Menteri Energi dan Sumber Daya Mineral (ESDM), Arifin Tasrif, menyoroti bauran energi baru terbarukan (EBT) di Indonesia masih jauh dari target. Dari target porsi EBT sebesar 23 persen pada 2025, realisasi pada 2020 baru mencapai 11 persen.
"Kita punya target, di tahun 2025 itu porsi energi baru terbarukan harus bisa mencapai 23 persen. Realisasi tahun 2020 baru mencapai 11 persen. Kemudian di 2050 kita harus bisa mencapai 31 persen," kata Menteri Arifin dalam sesi webinar, Kamis (28/1).
Menteri Arifin mendesak agar target-target tersebut harus bisa dilaksanakan. Sebab, pada saat bersamaan, negara-negara di Uni Eropa dan Jepang bisa bergantung pada sumber energi ramah lingkungan.
"Kita dengar baru-baru ini bahwa Eropa di tahun 2020 bauran energi terbarukan sudah paling besar di antara semua energi yang membaur. Kemudian juga kita sudah mendengar Jepang juga sudah memprogram di 2040 zero emission," tuturnya.
Di sisi lain, Indonesia dalam rencana jangka menengah ke depan disebutnya masih banyak mengandalkan sumber energi fosil seperti batu bara serta minyak dan gas bumi (migas). Oleh karenanya, dia akan terus mendorong pemanfaatan EBT, di mana secara potensi Indonesia bisa mencapai 400 Giga Watt (GW) namun pemakaiannya baru 2,5 persen.

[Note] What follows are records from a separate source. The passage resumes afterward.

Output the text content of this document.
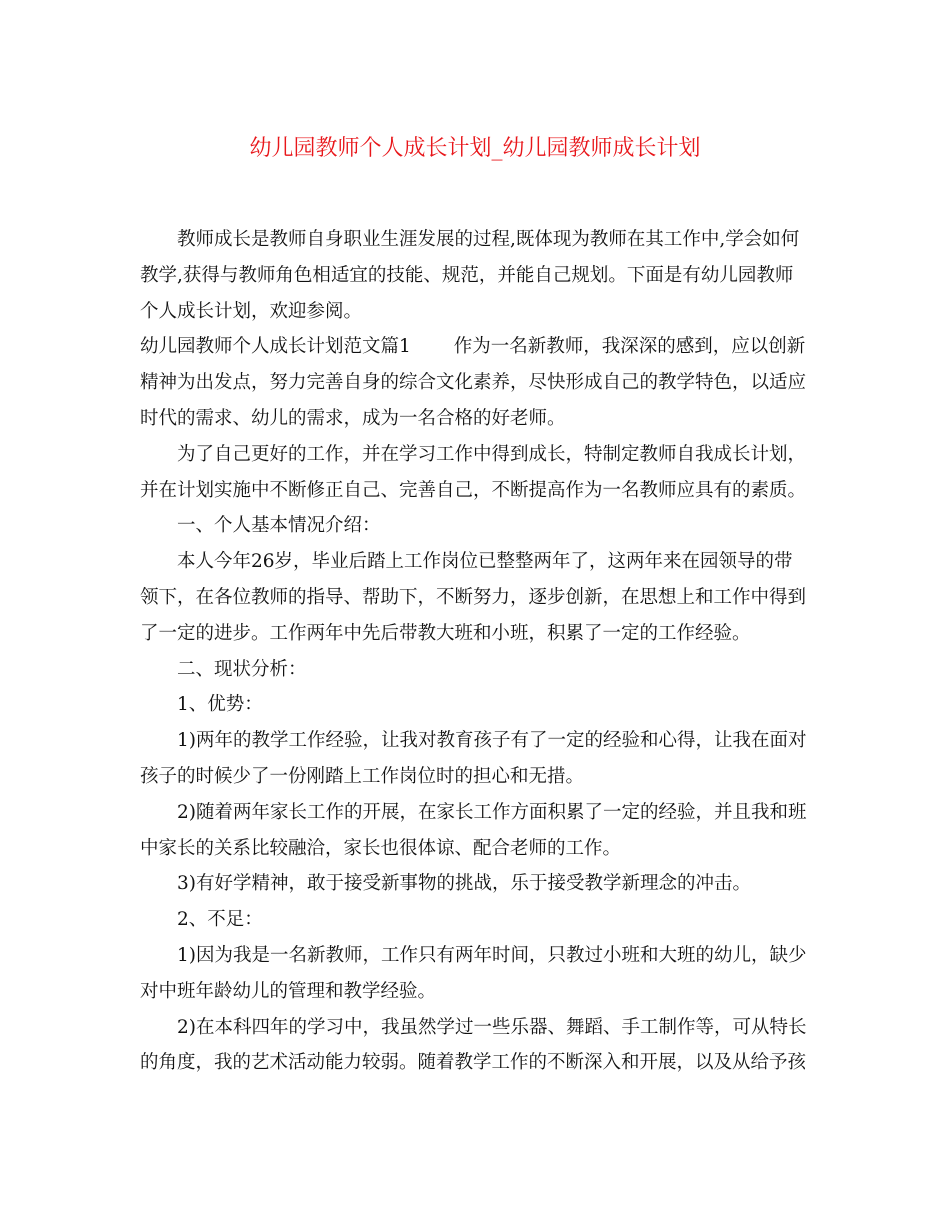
幼儿园教师个人成长计划_幼儿园教师成长计划

教师成长是教师自身职业生涯发展的过程,既体现为教师在其工作中,学会如何

教学,获得与教师角色相适宜的技能、规范，并能自己规划。下面是有幼儿园教师

个人成长计划，欢迎参阅。

幼儿园教师个人成长计划范文篇1 作为一名新教师，我深深的感到，应以创新

精神为出发点，努力完善自身的综合文化素养，尽快形成自己的教学特色，以适应

时代的需求、幼儿的需求，成为一名合格的好老师。

为了自己更好的工作，并在学习工作中得到成长，特制定教师自我成长计划，

并在计划实施中不断修正自己、完善自己，不断提高作为一名教师应具有的素质。

一、个人基本情况介绍：

本人今年26岁，毕业后踏上工作岗位已整整两年了，这两年来在园领导的带

领下，在各位教师的指导、帮助下，不断努力，逐步创新，在思想上和工作中得到

了一定的进步。工作两年中先后带教大班和小班，积累了一定的工作经验。

二、现状分析：

1、优势：

1)两年的教学工作经验，让我对教育孩子有了一定的经验和心得，让我在面对

孩子的时候少了一份刚踏上工作岗位时的担心和无措。

2)随着两年家长工作的开展，在家长工作方面积累了一定的经验，并且我和班

中家长的关系比较融洽，家长也很体谅、配合老师的工作。

3)有好学精神，敢于接受新事物的挑战，乐于接受教学新理念的冲击。

2、不足：

1)因为我是一名新教师，工作只有两年时间，只教过小班和大班的幼儿，缺少

对中班年龄幼儿的管理和教学经验。

2)在本科四年的学习中，我虽然学过一些乐器、舞蹈、手工制作等，可从特长

的角度，我的艺术活动能力较弱。随着教学工作的不断深入和开展，以及从给予孩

"Kita lihat kita memiliki yang terbesar adalah sumber dari surya, kemudian kita juga punya sumber dari angin, kita juga punya sumber dari air/hydro, selain juga kita punya sumber dari bioenergi yang juga terbarukan," tuturnya.
"Yang paling penting menurunkan emisi adalah bagaimana kita bisa mendorong, melaksanakan strategi pengembangan energi terbarukan," tandas Menteri Arifin.
Advertisement
Indonesia Harus Tambah Kapasitas 3 Giga Watt per Tahun untuk Capai Target EBT 2025
Pemerintah telah menetapkan target bauran Energi Baru Terbarukan (EBT) mencapai 23 persen pada tahun 2025. Hal ini juga telah tertuang dalam Rencana Umum Energi Nasional (RUEN). Capaian EBT Indonesia hingga 2020 baru berada di angka 11,51 persen. Indonesia masih harus mengejar ketertinggalan dalam waktu 5 tahun saja.
Direktur Eksekutif Institute for Essential Services Reform (IESR), Fabby Tumiwa memprediksi penambahan kapasitas EBT hanya mencapai 400 hingga 500 Mega Watt (MW) saja tahun 2021 ini.
"Menurut analisa IESR, untuk mencapai target bauran 23 persen di 2025, Indonesia harus menambahkan kapasitas EBT setiap tahun sekitar 2 hingga 3 Gigawatt (GW)," ujar Fabby dalam konferensi pers daring, Senin (25/1).
Kapasitas baru yang dimaksud berasal dari proyek panas bumi dan pembangkit listrik tenaga air. Dalam hal ini, pemerintah dinilai harus mempertimbangkan pengembangan EBT yang berpotensi besar seperti pembangkit listrik tenaga surya (PLTS) baik secara industri maupun rumah tangga agar dapat mendorong tercapai target bauran EBT yang dimaksud.
Menurut catatan Liputan6.com, Indonesia masih punya potensi energi surya sebesar 207,8 Giga Watt (GW), namun baru dimanfaatkan sebesar 150,2 MW peak atau 0,07 persen dari total keseluruhan potensi. Tentunya, sangat besar jika dibandingkan dengan energi fosil.
Transisi energi sendiri sudah semakin menjanjikan dari segi ekonomi. Kemajuan teknologi dan implementasi skala luas memungkinkan adanya penurunan biaya investasi EBT terutama pada PLTS dan PLT Bayu (angin).
"Dalam periode 2010-2019, harga panel surya dan turbin angin turun 89 persen dan 59 persen. Baterai Li-ion juga turun 89 persen, sehingga momentum ini harus segera dimanfaatkan," ujar Fabby.